The woodland journeyings in that story, the ghostly enemies, the
ladies both good and evil, were close enough to my habitual imagery to lure me
on without the perceptions of a change. It is as if I were carried sleeping
across the frontier, or as if I had died in the old country and could never
remember how I came alive in the new. For in one sense the new country was
exactly like the old. I met there all that had already charmed me in Malory,
Spenser, Morris, and Yeats. But in another sense all was changed. I did not yet
know (and I was long in learning) the name of the new quality, the bright
shadow, that rested on the travels of Anodos. I do now. It was Holiness. For
the first time the song of the sirens sounded like the voice of my mother of my
nurse. Here we’re old wives’ tales; there was nothing to be proud of in
enjoying them. It was as though the voice which had called to me from the
world’s end were now speaking at my side. It was with me in the room, or in my
own body, or behind me. If it had once eluded me by its distance, it now eluded
me by proximity—something too near to see, too plain to be understood, on this
side of knowledge. It seemed to have been always with me; if I could ever have
turned my head quick enough I should have seized it. Now for the first time I
felt that it was out of reach not because of something I could not do but
because of something I could not stop doing. If I could only leave off, let go,
unmake myself, it would be there. Meanwhile, in this new region all the confusions
that had hitherto perplexed my search for Joy were disarmed. There was no
temptation to confuse the scenes of the tale with the light that rested upon
them, or to suppose that they were put forward as realities, or even to dream
that if they had been realities and I could reach the woods where Anodos
journeyed I should thereby come a step nearer to my desire. Yet, at the same
time, never had the wind of Joy blowing through any story been less separable
from the story itself. Where the gif and the idolon were most
nearly one there was least danger of confusing them. Thus, when the great
moments came I did not break away from the woods and cottages that I read of to
seek some bodiless light shining beyond them, but gradually, with a swelling
continuity (like the sun at mid-morning burning through a fog) I found the
light shining on those woods and cottages, and then on my own past life, and on
the quiet room where I sat and in my old teacher where he nodded above his
little Tacitus. For I now perceived that while the air of the new
region made all my erotic and magical perversions of Joy look like sordid
trumpery, it had no such disenchanting power over the bread upon the table or
the coals in the grate. That was the marvel. Up till now each visitation of Joy
had left the common world momentarily a desert—‘The first touch of the earth
went night to kill.’ Even when real clouds or trees had been the material of
the vision, they had been so only by reminding me of another world; and I did
not like the return to ours.
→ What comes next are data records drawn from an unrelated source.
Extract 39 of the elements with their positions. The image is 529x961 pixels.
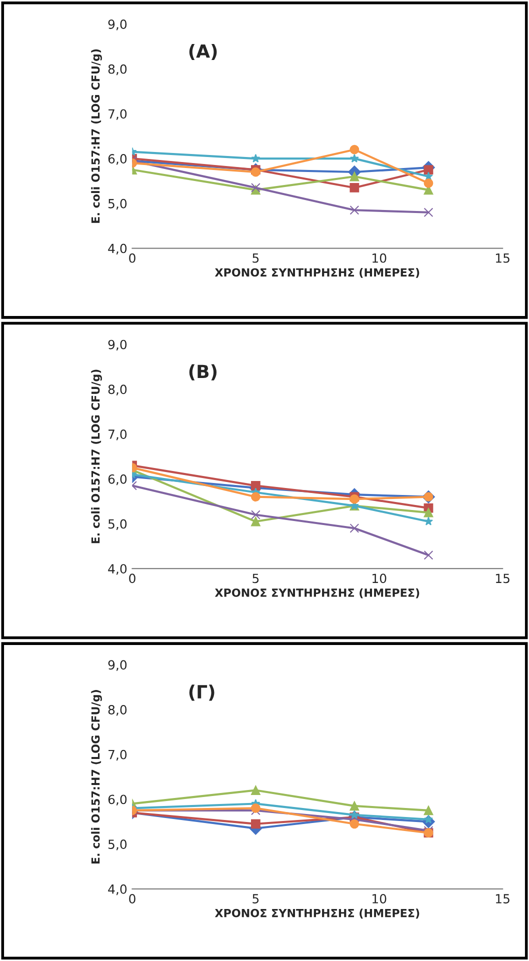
y-axis-title: E. coli O157:H7 (LOG CFU/g) xyxy=(91,49,102,223)
x-tick-label: 10 xyxy=(372,894,386,904)
y-tick-label: 8,0 xyxy=(108,705,127,716)
text: (B) xyxy=(189,364,217,380)
x-tick-label: 10 xyxy=(372,253,386,263)
y-tick-label: 6,0 xyxy=(108,794,127,806)
y-tick-label: 9,0 xyxy=(108,340,127,351)
y-tick-label: 7,0 xyxy=(108,430,127,440)
y-tick-label: 4,0 xyxy=(108,564,127,575)
text: (Γ) xyxy=(189,684,214,701)
y-tick-label: 5,0 xyxy=(108,519,127,530)
x-tick-label: 15 xyxy=(496,254,510,263)
x-tick-label: 0 xyxy=(129,574,136,584)
x-tick-label: 5 xyxy=(252,254,259,263)
y-axis-title: E. coli O157:H7 (LOG CFU/g) xyxy=(91,370,102,544)
x-tick-label: 15 xyxy=(496,894,510,904)
y-tick-label: 8,0 xyxy=(108,384,127,396)
x-tick-label: 5 xyxy=(252,894,259,904)
x-tick-label: 5 xyxy=(252,574,259,584)
y-tick-label: 7,0 xyxy=(108,750,127,761)
y-tick-label: 5,0 xyxy=(108,840,127,850)
y-tick-label: 6,0 xyxy=(108,154,127,165)
y-axis-title: E. coli O157:H7 (LOG CFU/g) xyxy=(91,690,102,864)
y-tick-label: 8,0 xyxy=(108,64,127,76)
y-tick-label: 7,0 xyxy=(108,109,127,120)
x-tick-label: 0 xyxy=(129,253,136,263)
x-axis-title: ΧΡΟΝΟΣ ΣΥΝΤΗΡΗΣΗΣ (ΗΜΕΡΕΣ) xyxy=(214,588,420,598)
text: (A) xyxy=(189,44,217,60)
x-tick-label: 15 xyxy=(496,574,510,584)
y-tick-label: 6,0 xyxy=(108,474,127,486)
y-tick-label: 9,0 xyxy=(108,660,127,671)
y-tick-label: 5,0 xyxy=(108,198,127,210)
x-axis-title: ΧΡΟΝΟΣ ΣΥΝΤΗΡΗΣΗΣ (ΗΜΕΡΕΣ) xyxy=(214,268,420,278)
y-tick-label: 9,0 xyxy=(108,19,127,30)
x-axis-title: ΧΡΟΝΟΣ ΣΥΝΤΗΡΗΣΗΣ (ΗΜΕΡΕΣ) xyxy=(214,908,420,919)
y-tick-label: 4,0 xyxy=(108,884,127,896)
y-tick-label: 4,0 xyxy=(108,244,127,254)
x-tick-label: 10 xyxy=(372,574,386,584)
x-tick-label: 0 xyxy=(129,894,136,904)
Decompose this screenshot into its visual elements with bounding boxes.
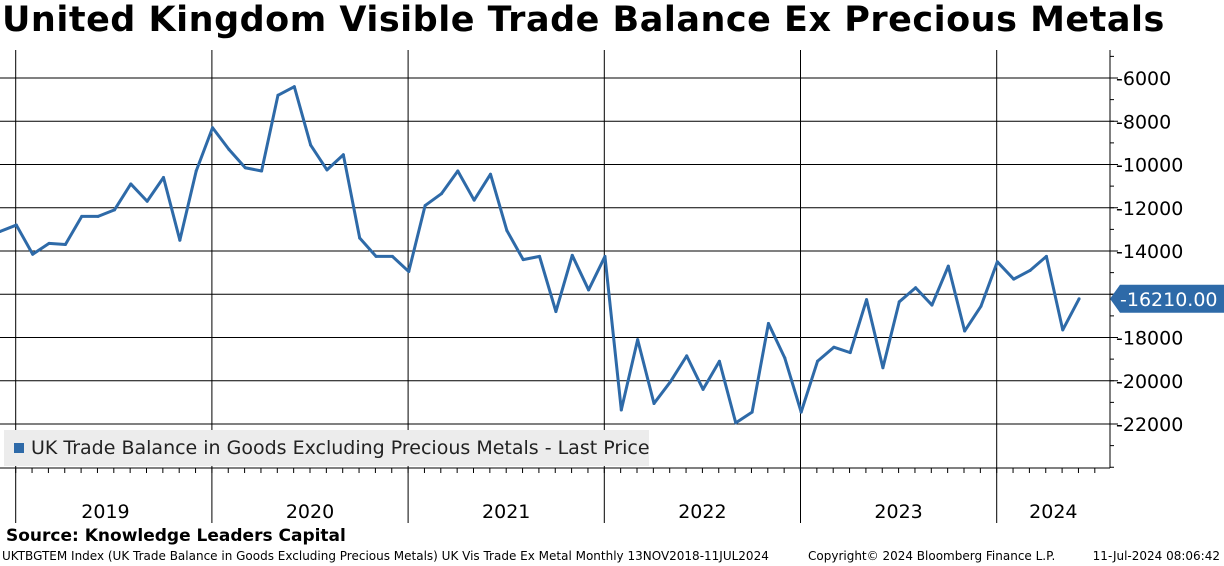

But now I saw the bright shadow coming out of the
book into the real world and resting there, transforming all common things and
yet itself unchanged. Or, more accurately, I saw the common things drawn into
the bright shadow. Unde hoc mihi? In the depth of my
disgraces, in the then invincible ignorance of my intellect, all this was given
me without asking, even without consent. That night my imagination was, in a
certain sense, baptized; the rest of me, not unnaturally, took longer. I had
not the faintest notion what I had let myself in for by buying Phantastes.